Among these three reports, the non-toxic test report is the most important. If the manufacturer cannot provide a non-toxic test report when consumers choose photocatalyst products, it means that other harmful substances have been added to the photocatalyst products during the processing, and the non-toxic characteristics of the products have been destroyed. The use of inferior photocatalysts has environmental and health risks. Hidden danger.
7. Concentration identification. The commonly used photocatalyst spray concentration is 0.5-0.8%, and the photocatalyst with additives can reach more than 3%. However, the surface of the photocatalyst with additives will be partially covered by the additives, affecting the photocatalytic performance. Without additives, the performance is already excellent when the photocatalyst concentration reaches 1%. High quality photocatalyst without additives.
8. Particle size identification. The performance of the photocatalyst is related to the particle size of titanium dioxide. The smaller the particles, the better the photocatalytic effect. At present, there are domestic manufacturers that can produce photocatalysts smaller than 5 nanometers.
9. Attachment identification. High-quality photocatalysts have good adhesion and can form a strong film after spraying and drying. It is through this film that titanium dioxide absorbs ultraviolet rays from sunlight and produces photocatalysis. Whether a film can be formed after spraying directly affects the degradation effect, and whether the film layer is firm affects whether the product can last long. A type of inferior photocatalyst cannot form a film layer after spraying and quickly pulverizes after drying.
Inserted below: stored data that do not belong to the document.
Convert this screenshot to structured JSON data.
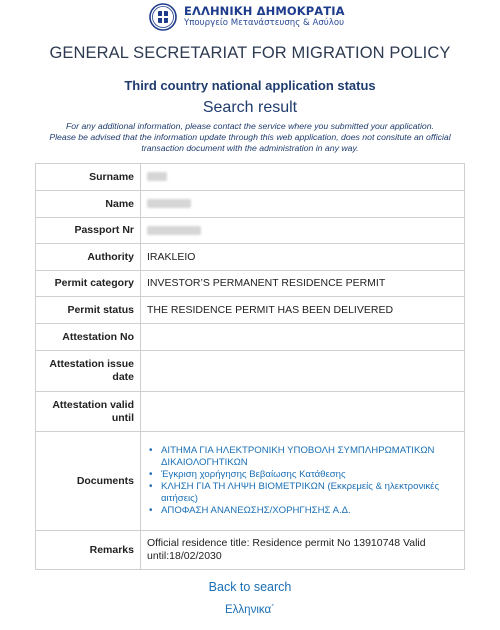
{
  "header": {
    "logo_title": "ΕΛΛΗΝΙΚΗ ΔΗΜΟΚΡΑΤΙΑ",
    "logo_subtitle": "Υπουργείο Μετανάστευσης & Ασύλου",
    "brand_color": "#1e3c8c"
  },
  "page": {
    "secretariat": "GENERAL SECRETARIAT FOR MIGRATION POLICY",
    "app_status_title": "Third country national application status",
    "search_result_title": "Search result",
    "notice_line1": "For any additional information, please contact the service where you submitted your application.",
    "notice_line2": "Please be advised that the information update through this web application, does not consitute an official transaction document with the administration in any way."
  },
  "result": {
    "surname_label": "Surname",
    "name_label": "Name",
    "passport_label": "Passport Nr",
    "authority_label": "Authority",
    "authority_value": "IRAKLEIO",
    "permit_category_label": "Permit category",
    "permit_category_value": "INVESTOR’S PERMANENT RESIDENCE PERMIT",
    "permit_status_label": "Permit status",
    "permit_status_value": "THE RESIDENCE PERMIT HAS BEEN DELIVERED",
    "attestation_no_label": "Attestation No",
    "attestation_no_value": "",
    "attestation_issue_label": "Attestation issue date",
    "attestation_issue_value": "",
    "attestation_valid_label": "Attestation valid until",
    "attestation_valid_value": "",
    "documents_label": "Documents",
    "documents": [
      "ΑΙΤΗΜΑ ΓΙΑ ΗΛΕΚΤΡΟΝΙΚΗ ΥΠΟΒΟΛΗ ΣΥΜΠΛΗΡΩΜΑΤΙΚΩΝ ΔΙΚΑΙΟΛΟΓΗΤΙΚΩΝ",
      "Έγκριση χορήγησης Βεβαίωσης Κατάθεσης",
      "ΚΛΗΣΗ ΓΙΑ ΤΗ ΛΗΨΗ ΒΙΟΜΕΤΡΙΚΩΝ (Εκκρεμείς & ηλεκτρονικές αιτήσεις)",
      "ΑΠΟΦΑΣΗ ΑΝΑΝΕΩΣΗΣ/ΧΟΡΗΓΗΣΗΣ Α.Δ."
    ],
    "remarks_label": "Remarks",
    "remarks_value": "Official residence title: Residence permit No 13910748 Valid until:18/02/2030"
  },
  "footer": {
    "back_link": "Back to search",
    "language_link": "Ελληνικα´"
  },
  "colors": {
    "link": "#1a6fb4",
    "heading": "#1f3c6e",
    "border": "#cfcfcf"
  }
}
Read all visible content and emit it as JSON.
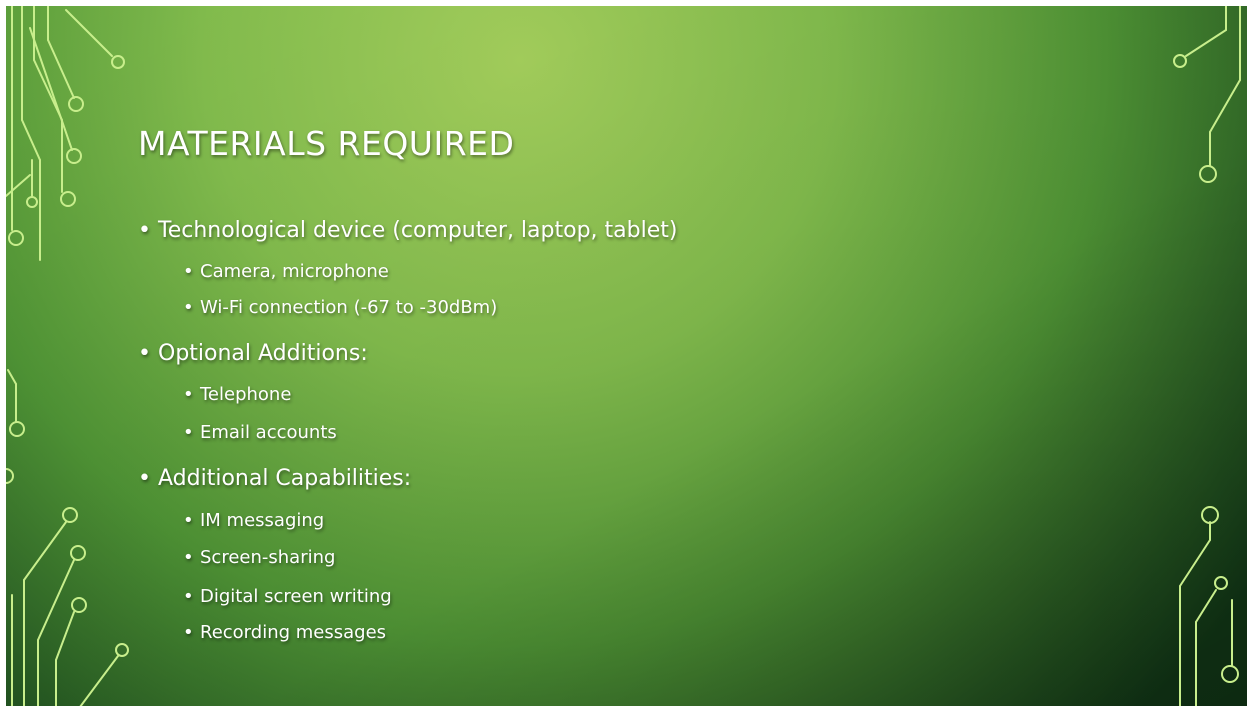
{
  "slide": {
    "title": "MATERIALS REQUIRED",
    "bullets": [
      {
        "text": "Technological device (computer, laptop, tablet)",
        "sub": [
          "Camera, microphone",
          "Wi-Fi connection (-67 to -30dBm)"
        ]
      },
      {
        "text": "Optional Additions:",
        "sub": [
          "Telephone",
          "Email accounts"
        ]
      },
      {
        "text": "Additional Capabilities:",
        "sub": [
          "IM messaging",
          "Screen-sharing",
          "Digital screen writing",
          "Recording messages"
        ]
      }
    ]
  },
  "bullet_glyph": "•",
  "colors": {
    "background_light": "#a4cf5c",
    "background_mid": "#5ea23b",
    "background_dark": "#14401a",
    "text": "#ffffff",
    "circuit_line": "#c8ee8c"
  }
}
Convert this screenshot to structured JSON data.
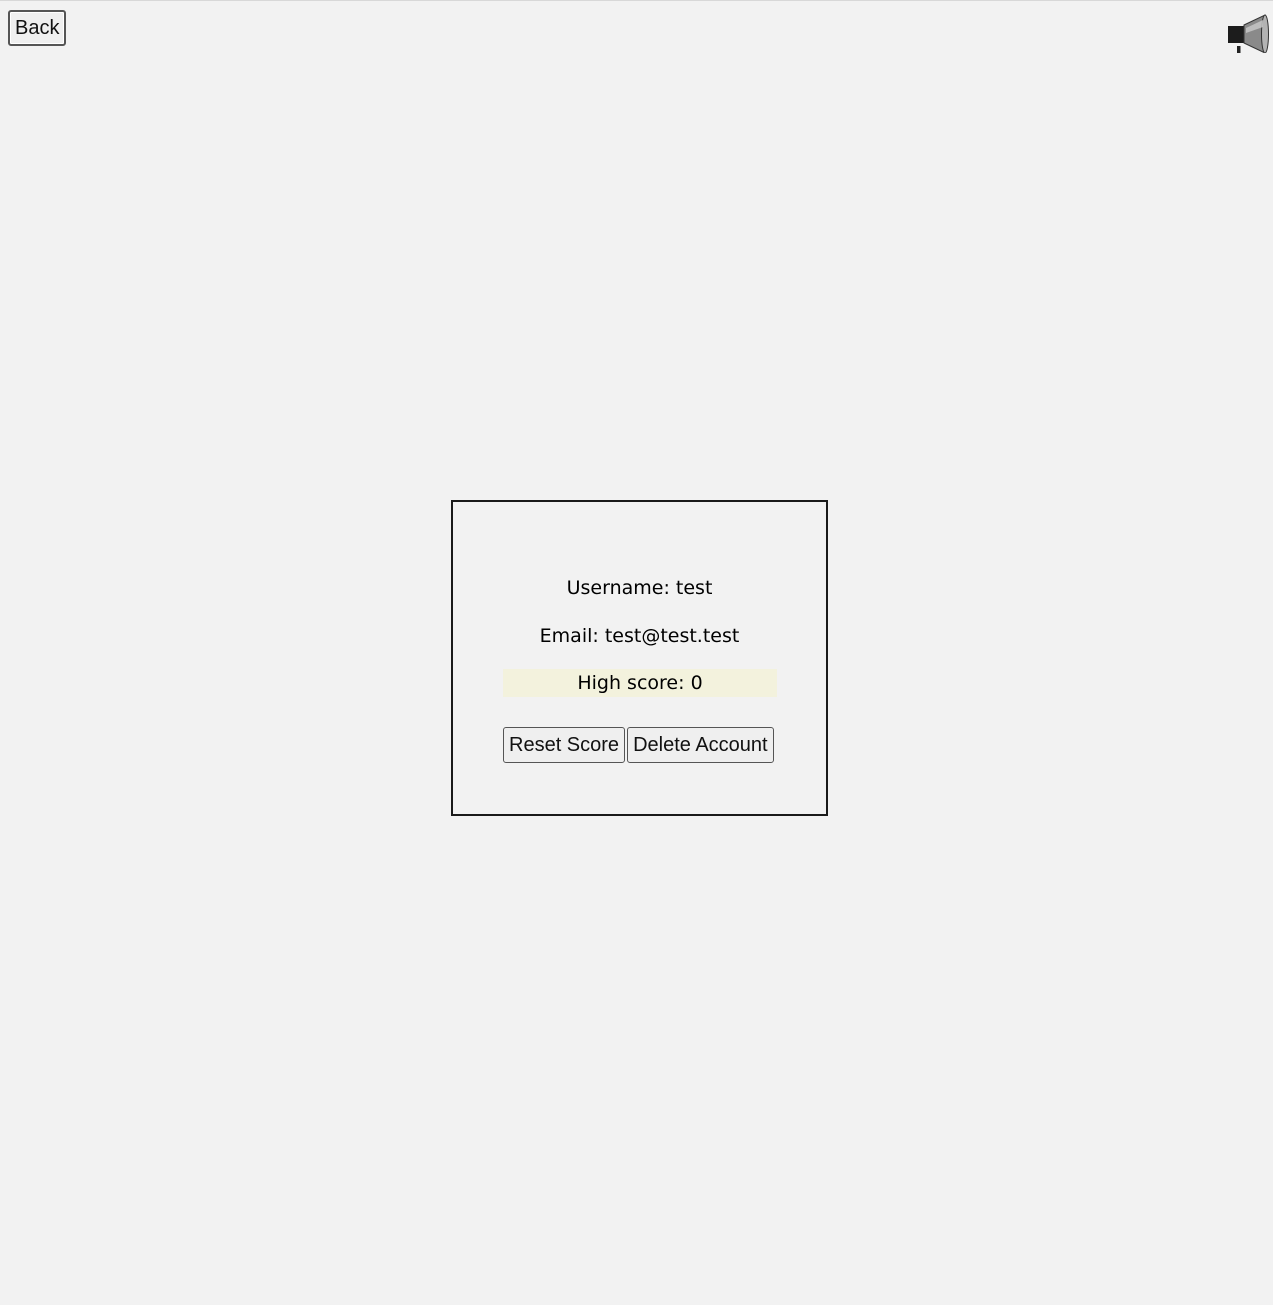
{
  "header": {
    "back_label": "Back",
    "sound_icon": "megaphone-icon"
  },
  "profile": {
    "username_label": "Username:",
    "username_value": "test",
    "email_label": "Email:",
    "email_value": "test@test.test",
    "highscore_label": "High score:",
    "highscore_value": "0",
    "reset_label": "Reset Score",
    "delete_label": "Delete Account"
  },
  "colors": {
    "background": "#f2f2f2",
    "highscore_bg": "#f3f2dd",
    "border": "#1a1a1a"
  }
}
Although another type of photocatalyst can form a film after spraying, it disappears immediately after being wiped with a damp cloth. Both types of products are unable to properly perform the role of photocatalysts in degrading pollution and sterilizing. Before purchasing, consumers can apply a small amount of photocatalyst with their fingers evenly on a dark desktop. After drying, observe the film formation state, and wipe it with a damp cloth to observe its adhesion. If the product is powdery or fails to adhere, you can conclude that the product is of poor quality.